Meanwhile, analyses from Oliver Wyman and Avalere — studies that Senator Collins herself cites to support her proposal — show that her reinsurance proposal would increase coverage by fewer than 1 million people (700,000 according to Oliver Wyman, 500,000 or fewer according to Avalere). That shouldn’t be surprising, since even a permanent federal reinsurance program at $5 billion per year would restore less than one-sixth of the $314 billion ten-year reduction in federal funding for coverage programs from repealing the mandate.

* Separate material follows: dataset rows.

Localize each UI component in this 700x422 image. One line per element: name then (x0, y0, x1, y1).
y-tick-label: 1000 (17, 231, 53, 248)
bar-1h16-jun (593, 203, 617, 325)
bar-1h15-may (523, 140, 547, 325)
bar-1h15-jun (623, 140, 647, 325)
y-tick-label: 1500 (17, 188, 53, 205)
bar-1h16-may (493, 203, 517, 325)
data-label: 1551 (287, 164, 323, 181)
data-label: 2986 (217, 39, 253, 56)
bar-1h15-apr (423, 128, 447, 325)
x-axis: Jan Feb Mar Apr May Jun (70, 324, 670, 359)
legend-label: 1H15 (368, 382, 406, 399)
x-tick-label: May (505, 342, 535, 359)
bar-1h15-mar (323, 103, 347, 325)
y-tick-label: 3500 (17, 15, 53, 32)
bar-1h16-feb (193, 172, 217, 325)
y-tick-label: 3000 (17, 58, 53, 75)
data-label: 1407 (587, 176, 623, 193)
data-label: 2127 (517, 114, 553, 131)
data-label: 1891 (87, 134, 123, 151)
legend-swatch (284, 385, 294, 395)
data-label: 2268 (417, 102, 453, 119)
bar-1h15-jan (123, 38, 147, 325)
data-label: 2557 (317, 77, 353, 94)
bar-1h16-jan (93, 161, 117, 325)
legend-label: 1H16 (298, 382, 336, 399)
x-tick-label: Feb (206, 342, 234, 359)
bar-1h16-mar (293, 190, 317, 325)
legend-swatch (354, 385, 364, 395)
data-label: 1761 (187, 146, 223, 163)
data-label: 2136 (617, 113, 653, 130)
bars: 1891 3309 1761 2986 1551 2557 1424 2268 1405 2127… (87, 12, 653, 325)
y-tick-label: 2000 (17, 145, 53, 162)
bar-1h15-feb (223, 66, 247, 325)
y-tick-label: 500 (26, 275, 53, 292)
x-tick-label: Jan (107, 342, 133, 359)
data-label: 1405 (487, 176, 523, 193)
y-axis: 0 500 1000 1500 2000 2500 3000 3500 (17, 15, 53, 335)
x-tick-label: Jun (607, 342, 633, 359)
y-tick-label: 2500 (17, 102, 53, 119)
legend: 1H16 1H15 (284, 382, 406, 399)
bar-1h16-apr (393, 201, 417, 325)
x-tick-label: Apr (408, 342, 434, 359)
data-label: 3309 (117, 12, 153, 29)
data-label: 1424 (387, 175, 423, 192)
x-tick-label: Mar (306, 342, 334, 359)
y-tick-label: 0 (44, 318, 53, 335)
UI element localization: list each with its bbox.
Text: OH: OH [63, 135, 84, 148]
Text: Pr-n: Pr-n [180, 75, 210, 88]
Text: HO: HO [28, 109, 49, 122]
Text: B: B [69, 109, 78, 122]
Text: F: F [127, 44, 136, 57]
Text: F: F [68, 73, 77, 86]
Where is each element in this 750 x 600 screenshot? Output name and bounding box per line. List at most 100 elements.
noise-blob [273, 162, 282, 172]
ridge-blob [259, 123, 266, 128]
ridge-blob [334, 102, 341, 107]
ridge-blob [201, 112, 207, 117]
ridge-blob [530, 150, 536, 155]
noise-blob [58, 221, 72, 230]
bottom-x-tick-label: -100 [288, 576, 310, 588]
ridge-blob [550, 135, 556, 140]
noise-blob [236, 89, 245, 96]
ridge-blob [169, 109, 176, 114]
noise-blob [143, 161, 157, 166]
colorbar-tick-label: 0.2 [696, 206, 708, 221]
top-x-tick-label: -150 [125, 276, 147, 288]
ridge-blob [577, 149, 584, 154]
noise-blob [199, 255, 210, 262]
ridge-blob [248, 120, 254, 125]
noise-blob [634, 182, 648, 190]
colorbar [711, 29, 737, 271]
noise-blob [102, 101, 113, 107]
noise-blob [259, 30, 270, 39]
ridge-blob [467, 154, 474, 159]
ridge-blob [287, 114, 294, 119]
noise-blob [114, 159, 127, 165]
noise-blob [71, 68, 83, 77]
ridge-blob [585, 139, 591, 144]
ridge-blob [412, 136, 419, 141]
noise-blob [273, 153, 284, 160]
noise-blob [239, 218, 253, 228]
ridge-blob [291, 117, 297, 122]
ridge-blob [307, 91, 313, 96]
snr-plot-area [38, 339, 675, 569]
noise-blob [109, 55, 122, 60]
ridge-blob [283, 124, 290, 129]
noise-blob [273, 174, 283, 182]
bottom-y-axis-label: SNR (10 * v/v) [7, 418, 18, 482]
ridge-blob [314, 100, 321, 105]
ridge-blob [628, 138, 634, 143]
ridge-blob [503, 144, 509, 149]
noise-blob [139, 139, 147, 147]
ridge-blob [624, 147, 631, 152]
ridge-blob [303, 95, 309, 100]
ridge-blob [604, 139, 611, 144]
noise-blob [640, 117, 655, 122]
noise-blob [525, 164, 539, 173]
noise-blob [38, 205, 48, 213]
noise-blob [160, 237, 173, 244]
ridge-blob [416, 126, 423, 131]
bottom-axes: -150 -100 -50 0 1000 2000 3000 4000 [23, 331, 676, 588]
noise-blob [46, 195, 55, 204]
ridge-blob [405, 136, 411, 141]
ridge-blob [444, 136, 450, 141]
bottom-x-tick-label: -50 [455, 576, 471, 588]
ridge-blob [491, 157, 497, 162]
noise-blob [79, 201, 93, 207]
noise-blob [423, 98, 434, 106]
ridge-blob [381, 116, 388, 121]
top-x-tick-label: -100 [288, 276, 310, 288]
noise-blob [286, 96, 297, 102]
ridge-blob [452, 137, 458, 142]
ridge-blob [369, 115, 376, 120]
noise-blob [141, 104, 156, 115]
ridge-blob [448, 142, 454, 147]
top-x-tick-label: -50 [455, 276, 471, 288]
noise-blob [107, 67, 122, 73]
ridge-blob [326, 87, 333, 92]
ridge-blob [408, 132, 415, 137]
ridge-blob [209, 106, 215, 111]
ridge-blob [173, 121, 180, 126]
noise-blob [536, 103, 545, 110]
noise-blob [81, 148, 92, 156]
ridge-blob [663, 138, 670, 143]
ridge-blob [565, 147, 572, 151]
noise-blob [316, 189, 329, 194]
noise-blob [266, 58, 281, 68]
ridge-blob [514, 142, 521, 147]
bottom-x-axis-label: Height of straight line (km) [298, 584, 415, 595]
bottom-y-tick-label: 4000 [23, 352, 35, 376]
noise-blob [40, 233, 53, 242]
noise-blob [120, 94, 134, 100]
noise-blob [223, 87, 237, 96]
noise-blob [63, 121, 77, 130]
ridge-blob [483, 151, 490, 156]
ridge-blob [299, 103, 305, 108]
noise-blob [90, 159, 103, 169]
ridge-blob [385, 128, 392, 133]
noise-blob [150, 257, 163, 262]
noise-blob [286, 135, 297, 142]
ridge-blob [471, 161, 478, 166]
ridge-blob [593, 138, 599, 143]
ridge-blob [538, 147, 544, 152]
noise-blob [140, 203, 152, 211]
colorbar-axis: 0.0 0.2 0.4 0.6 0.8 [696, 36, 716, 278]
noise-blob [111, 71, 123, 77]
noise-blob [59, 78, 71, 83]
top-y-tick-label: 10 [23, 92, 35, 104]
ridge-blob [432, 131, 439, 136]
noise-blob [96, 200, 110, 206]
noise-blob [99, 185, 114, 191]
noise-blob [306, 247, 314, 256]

Moreover, even a far larger federal reinsurance program would have limited impact. That’s because reinsurance has a more limited reach in affecting insurance coverage than the individual mandate does. Reinsurance increases the number of people with coverage only by reducing individual market premiums, which means it affects coverage only for unsubsidized individual market consumers. (For subsidy-eligible consumers, subsidies adjust to keep pace with premiums, so neither premium increases nor premium decreases meaningfully affect net premiums.) This significantly limits a reinsurance program’s potential impact, since only a minority of those predicted to lose coverage from repealing the mandate — and only a small minority of the remaining uninsured — fall into this group.
Reinsurance funding wouldn’t address insurers’ uncertainty about how they should set their prices in light of mandate repeal. While reinsurance relieves insurers of some of the costs associated with high-cost enrollees, to set premiums they still must be able to predict how many people — including how many healthier people — will enroll. Thus, a reinsurance program does not change the fact that insurers will be at risk of large losses if their assumptions about how many people (and how many healthy people) will leave the market in response to repealing the mandate prove wrong.
Moreover, because of its design, Senator Collins’ proposal could, if anything, increase individual market uncertainty in 2019. The Collins-Nelson bill leaves it up to the Administration to decide how to allocate federal funding among states, and up to states whether to establish reinsurance programs at all and how to structure their programs if they do. That means that insurers would likely have to make at least preliminary (and potentially final) decisions about 2019 pricing and market participation without knowing where these programs would be established and how they would work.
Providing federal start-up funding for state reinsurance programs would be a helpful stand-alone measure to reduce individual market premiums and strengthen markets. But it’s no substitute for the individual mandate.